I am using the official wordpress:latest image. By default, the docker compose file creates two volumes - one for the database and one for files. I am playing around with running these directly within the container, so have removed the volume statements. For the purposes of this post, let’s not drill down on why :slight_smile: - separate topic. Suffice to say that the instances that do NOT use volumes seem to be much quicker.

After making some initial changes to my WordPress instance (add/remove plugins, etc) I am trying to create images using Docker Commit (one for each container). The commit commands run without errors, the images are created and I can create a docker compose file that successfully launches WordPress from these two new images.

However, the resultant WordPress environment never reflect the changes I made (adding plugins, etc). I just get prompted again as if I am at a fresh WordPress install i.e. the state before I made my plugin changes.

Since I am just starting out with Docker in earnest, I’d like to understand why this is happening.

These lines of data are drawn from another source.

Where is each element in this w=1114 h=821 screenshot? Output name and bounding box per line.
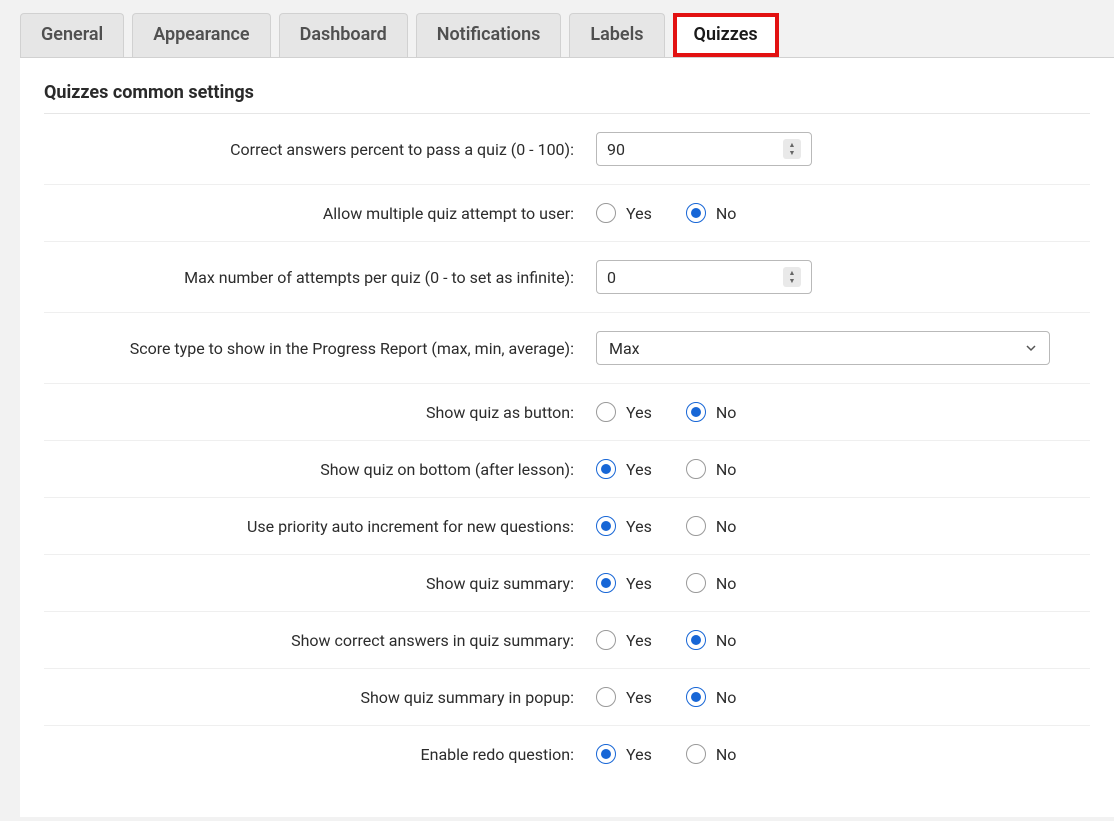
label-priority-auto: Use priority auto increment for new ques… bbox=[44, 517, 574, 536]
label-max-attempts: Max number of attempts per quiz (0 - to … bbox=[44, 268, 574, 287]
radio-label: No bbox=[716, 517, 737, 536]
label-enable-redo: Enable redo question: bbox=[44, 745, 574, 764]
radio-icon bbox=[596, 203, 616, 223]
select-score-type[interactable]: Max bbox=[596, 331, 1050, 365]
row-max-attempts: Max number of attempts per quiz (0 - to … bbox=[44, 242, 1090, 313]
radio-show-as-button-yes[interactable]: Yes bbox=[596, 402, 652, 422]
radio-icon bbox=[596, 516, 616, 536]
row-pass-percent: Correct answers percent to pass a quiz (… bbox=[44, 114, 1090, 185]
select-value: Max bbox=[609, 339, 640, 358]
row-allow-multiple: Allow multiple quiz attempt to user: Yes… bbox=[44, 185, 1090, 242]
radio-icon bbox=[596, 687, 616, 707]
radio-priority-auto-yes[interactable]: Yes bbox=[596, 516, 652, 536]
radio-label: Yes bbox=[626, 460, 652, 479]
label-show-bottom: Show quiz on bottom (after lesson): bbox=[44, 460, 574, 479]
radio-show-summary-popup-yes[interactable]: Yes bbox=[596, 687, 652, 707]
radio-label: Yes bbox=[626, 745, 652, 764]
radio-icon bbox=[686, 516, 706, 536]
radio-icon bbox=[596, 402, 616, 422]
row-show-correct-summary: Show correct answers in quiz summary: Ye… bbox=[44, 612, 1090, 669]
radio-show-bottom-yes[interactable]: Yes bbox=[596, 459, 652, 479]
radio-label: Yes bbox=[626, 403, 652, 422]
radio-label: No bbox=[716, 688, 737, 707]
tab-label: Appearance bbox=[153, 24, 249, 45]
radio-label: No bbox=[716, 460, 737, 479]
label-show-correct-summary: Show correct answers in quiz summary: bbox=[44, 631, 574, 650]
radio-allow-multiple-no[interactable]: No bbox=[686, 203, 737, 223]
radio-icon bbox=[686, 630, 706, 650]
input-value: 0 bbox=[607, 268, 616, 287]
radio-icon bbox=[596, 744, 616, 764]
label-allow-multiple: Allow multiple quiz attempt to user: bbox=[44, 204, 574, 223]
tab-general[interactable]: General bbox=[20, 13, 124, 57]
label-score-type: Score type to show in the Progress Repor… bbox=[44, 339, 574, 358]
tab-appearance[interactable]: Appearance bbox=[132, 13, 270, 57]
tab-label: Dashboard bbox=[300, 24, 387, 45]
spinner-icon[interactable]: ▲▼ bbox=[783, 267, 801, 287]
section-title: Quizzes common settings bbox=[44, 82, 1090, 114]
label-show-as-button: Show quiz as button: bbox=[44, 403, 574, 422]
radio-show-bottom-no[interactable]: No bbox=[686, 459, 737, 479]
radio-show-as-button-no[interactable]: No bbox=[686, 402, 737, 422]
row-show-as-button: Show quiz as button: Yes No bbox=[44, 384, 1090, 441]
radio-label: Yes bbox=[626, 688, 652, 707]
radio-icon bbox=[596, 459, 616, 479]
tab-labels[interactable]: Labels bbox=[569, 13, 664, 57]
radio-icon bbox=[686, 573, 706, 593]
radio-label: Yes bbox=[626, 574, 652, 593]
radio-show-correct-summary-no[interactable]: No bbox=[686, 630, 737, 650]
spinner-icon[interactable]: ▲▼ bbox=[783, 139, 801, 159]
radio-enable-redo-yes[interactable]: Yes bbox=[596, 744, 652, 764]
radio-label: No bbox=[716, 745, 737, 764]
radio-icon bbox=[686, 687, 706, 707]
tab-quizzes[interactable]: Quizzes bbox=[673, 13, 779, 57]
label-pass-percent: Correct answers percent to pass a quiz (… bbox=[44, 140, 574, 159]
tab-label: General bbox=[41, 24, 103, 45]
tab-label: Quizzes bbox=[694, 24, 758, 45]
radio-label: Yes bbox=[626, 204, 652, 223]
row-show-summary-popup: Show quiz summary in popup: Yes No bbox=[44, 669, 1090, 726]
radio-allow-multiple-yes[interactable]: Yes bbox=[596, 203, 652, 223]
radio-icon bbox=[686, 402, 706, 422]
radio-show-summary-popup-no[interactable]: No bbox=[686, 687, 737, 707]
row-enable-redo: Enable redo question: Yes No bbox=[44, 726, 1090, 782]
label-show-summary-popup: Show quiz summary in popup: bbox=[44, 688, 574, 707]
radio-label: No bbox=[716, 574, 737, 593]
tab-label: Labels bbox=[590, 24, 643, 45]
radio-label: No bbox=[716, 204, 737, 223]
radio-enable-redo-no[interactable]: No bbox=[686, 744, 737, 764]
row-score-type: Score type to show in the Progress Repor… bbox=[44, 313, 1090, 384]
radio-label: No bbox=[716, 631, 737, 650]
tab-dashboard[interactable]: Dashboard bbox=[279, 13, 408, 57]
settings-content: Quizzes common settings Correct answers … bbox=[20, 57, 1114, 817]
input-max-attempts[interactable]: 0 ▲▼ bbox=[596, 260, 812, 294]
row-priority-auto: Use priority auto increment for new ques… bbox=[44, 498, 1090, 555]
radio-label: Yes bbox=[626, 517, 652, 536]
row-show-bottom: Show quiz on bottom (after lesson): Yes … bbox=[44, 441, 1090, 498]
chevron-down-icon bbox=[1025, 342, 1037, 354]
radio-icon bbox=[686, 459, 706, 479]
tab-notifications[interactable]: Notifications bbox=[416, 13, 562, 57]
radio-show-correct-summary-yes[interactable]: Yes bbox=[596, 630, 652, 650]
radio-show-summary-no[interactable]: No bbox=[686, 573, 737, 593]
tab-bar: General Appearance Dashboard Notificatio… bbox=[0, 0, 1114, 57]
radio-icon bbox=[596, 573, 616, 593]
radio-icon bbox=[686, 744, 706, 764]
label-show-summary: Show quiz summary: bbox=[44, 574, 574, 593]
input-value: 90 bbox=[607, 140, 625, 159]
input-pass-percent[interactable]: 90 ▲▼ bbox=[596, 132, 812, 166]
radio-icon bbox=[686, 203, 706, 223]
row-show-summary: Show quiz summary: Yes No bbox=[44, 555, 1090, 612]
radio-show-summary-yes[interactable]: Yes bbox=[596, 573, 652, 593]
radio-label: Yes bbox=[626, 631, 652, 650]
tab-label: Notifications bbox=[437, 24, 541, 45]
radio-icon bbox=[596, 630, 616, 650]
radio-priority-auto-no[interactable]: No bbox=[686, 516, 737, 536]
radio-label: No bbox=[716, 403, 737, 422]
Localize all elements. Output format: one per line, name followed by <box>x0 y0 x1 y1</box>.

I see a couple of potential explanations.

  1. Do I need to pause or stop containers before I commit to an image or can I apply it to a running container?

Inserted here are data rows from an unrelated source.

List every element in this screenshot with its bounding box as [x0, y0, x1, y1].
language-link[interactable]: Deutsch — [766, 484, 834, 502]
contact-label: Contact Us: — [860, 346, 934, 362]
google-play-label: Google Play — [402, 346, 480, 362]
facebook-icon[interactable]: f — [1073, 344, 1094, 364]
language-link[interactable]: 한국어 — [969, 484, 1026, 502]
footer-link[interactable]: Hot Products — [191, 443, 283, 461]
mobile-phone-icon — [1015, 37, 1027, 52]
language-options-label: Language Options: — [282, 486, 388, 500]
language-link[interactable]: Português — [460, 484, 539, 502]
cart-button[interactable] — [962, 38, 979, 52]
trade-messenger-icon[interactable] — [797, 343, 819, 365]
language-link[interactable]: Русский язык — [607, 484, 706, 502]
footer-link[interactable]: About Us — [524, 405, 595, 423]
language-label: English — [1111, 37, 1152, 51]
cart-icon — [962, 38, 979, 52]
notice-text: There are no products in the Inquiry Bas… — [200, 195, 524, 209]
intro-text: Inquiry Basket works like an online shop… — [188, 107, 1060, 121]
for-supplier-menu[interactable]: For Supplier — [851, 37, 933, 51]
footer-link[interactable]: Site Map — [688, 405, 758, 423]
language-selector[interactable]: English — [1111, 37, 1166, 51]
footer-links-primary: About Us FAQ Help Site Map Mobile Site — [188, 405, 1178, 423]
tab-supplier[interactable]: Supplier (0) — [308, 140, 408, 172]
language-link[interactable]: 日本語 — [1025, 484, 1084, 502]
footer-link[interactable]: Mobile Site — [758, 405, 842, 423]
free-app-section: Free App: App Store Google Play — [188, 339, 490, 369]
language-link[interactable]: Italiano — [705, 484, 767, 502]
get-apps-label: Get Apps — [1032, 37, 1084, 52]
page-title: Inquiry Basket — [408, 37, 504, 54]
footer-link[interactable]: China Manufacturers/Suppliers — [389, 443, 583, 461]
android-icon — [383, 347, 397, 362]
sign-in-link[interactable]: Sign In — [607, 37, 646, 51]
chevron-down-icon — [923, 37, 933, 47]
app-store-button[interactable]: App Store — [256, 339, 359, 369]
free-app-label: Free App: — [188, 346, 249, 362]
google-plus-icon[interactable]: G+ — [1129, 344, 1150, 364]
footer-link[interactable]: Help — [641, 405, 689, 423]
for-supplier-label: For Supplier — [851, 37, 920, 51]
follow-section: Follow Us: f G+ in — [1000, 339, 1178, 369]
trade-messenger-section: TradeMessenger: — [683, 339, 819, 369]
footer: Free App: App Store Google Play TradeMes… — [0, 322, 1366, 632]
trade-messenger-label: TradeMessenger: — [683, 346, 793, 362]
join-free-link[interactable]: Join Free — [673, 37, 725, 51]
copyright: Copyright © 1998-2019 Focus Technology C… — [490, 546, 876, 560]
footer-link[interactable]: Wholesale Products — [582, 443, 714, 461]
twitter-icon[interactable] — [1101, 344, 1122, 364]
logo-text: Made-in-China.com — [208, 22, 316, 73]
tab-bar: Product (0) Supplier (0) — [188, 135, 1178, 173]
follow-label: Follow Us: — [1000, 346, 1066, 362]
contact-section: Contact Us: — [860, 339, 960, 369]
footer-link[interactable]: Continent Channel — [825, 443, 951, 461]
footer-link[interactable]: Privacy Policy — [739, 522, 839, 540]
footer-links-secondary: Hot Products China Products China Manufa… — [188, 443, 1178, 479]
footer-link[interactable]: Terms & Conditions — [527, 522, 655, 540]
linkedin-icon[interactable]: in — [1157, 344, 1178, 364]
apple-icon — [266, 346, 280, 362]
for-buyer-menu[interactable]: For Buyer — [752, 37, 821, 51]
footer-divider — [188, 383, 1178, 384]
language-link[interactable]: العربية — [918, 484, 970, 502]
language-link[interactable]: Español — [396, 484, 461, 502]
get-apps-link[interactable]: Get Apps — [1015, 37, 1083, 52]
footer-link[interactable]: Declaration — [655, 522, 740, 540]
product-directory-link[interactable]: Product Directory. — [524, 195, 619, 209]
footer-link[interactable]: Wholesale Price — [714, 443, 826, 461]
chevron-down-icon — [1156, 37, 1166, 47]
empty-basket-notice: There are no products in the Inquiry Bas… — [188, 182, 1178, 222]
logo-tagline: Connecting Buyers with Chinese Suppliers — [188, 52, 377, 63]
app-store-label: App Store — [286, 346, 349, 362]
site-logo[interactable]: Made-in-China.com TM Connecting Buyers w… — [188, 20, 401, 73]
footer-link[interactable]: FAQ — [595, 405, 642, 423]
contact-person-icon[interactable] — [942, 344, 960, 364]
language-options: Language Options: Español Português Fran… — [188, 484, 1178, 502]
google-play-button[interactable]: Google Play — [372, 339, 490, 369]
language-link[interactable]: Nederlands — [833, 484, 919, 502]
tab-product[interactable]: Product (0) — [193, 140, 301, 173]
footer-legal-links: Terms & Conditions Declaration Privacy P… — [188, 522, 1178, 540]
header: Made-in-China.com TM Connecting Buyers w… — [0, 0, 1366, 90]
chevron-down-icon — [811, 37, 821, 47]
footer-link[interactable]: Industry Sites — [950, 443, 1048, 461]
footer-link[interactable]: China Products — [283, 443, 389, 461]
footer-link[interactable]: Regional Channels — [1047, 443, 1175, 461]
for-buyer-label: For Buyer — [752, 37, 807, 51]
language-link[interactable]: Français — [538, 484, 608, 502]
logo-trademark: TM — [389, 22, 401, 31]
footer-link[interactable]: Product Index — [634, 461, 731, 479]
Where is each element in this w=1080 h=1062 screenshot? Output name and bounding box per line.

  2. Are there any issues with committing to an image using the same image name i.e. essentially updating the image, rather than creating a new one?

Thank you.

You should never run docker commit.

To answer your immediate question, containers that run databases generally store their data in volumes; they are set up so that the data is stored in an anonymous volume even if there was no docker run -v option given to explicitly store data in a named volume or host directory. That means that docker commit never persists the data in a database, and you need some other mechanism to copy the actual data around.

At a more practical level, your colleague can ask questions like “where did this 400 MB tarball come from, why should I trust it, and how can I recreate it if it gets damaged in transit?” There are also good questions like “the underlying database has a security fix I need, so how do I get the changes I made on top of a newer base image?” If you’re diligent you can write down everything you do in a text file. If you then have a text file that says “I started from mysql:5.6, then I ran …” that’s very close to being a Dockerfile. The syntax is straightforward, and Docker has a good tutorial on building and running custom images.

When you need a custom image, you should always describe what goes into it using a Dockerfile, which can be checked into source control, and can rebuild an image using docker build.

For your use case it doesn’t sound like you actually need a custom image. I would probably suggest setting up a Docker Compose YAML file that described your setup and actually stored the data in local directories. The database half of it might look like

version: ‘3’
services:
db:
image: ‘mysql:8.0’
volumes:
- ‘./mysql:/var/lib/mysql/data’
ports:
- ‘3306:3306’
The data will be stored on the host, in a mysql subdirectory. Now you can tar up this directory tree and send that tar file to your colleague, who can then untar it and recreate the same environment with its associated data.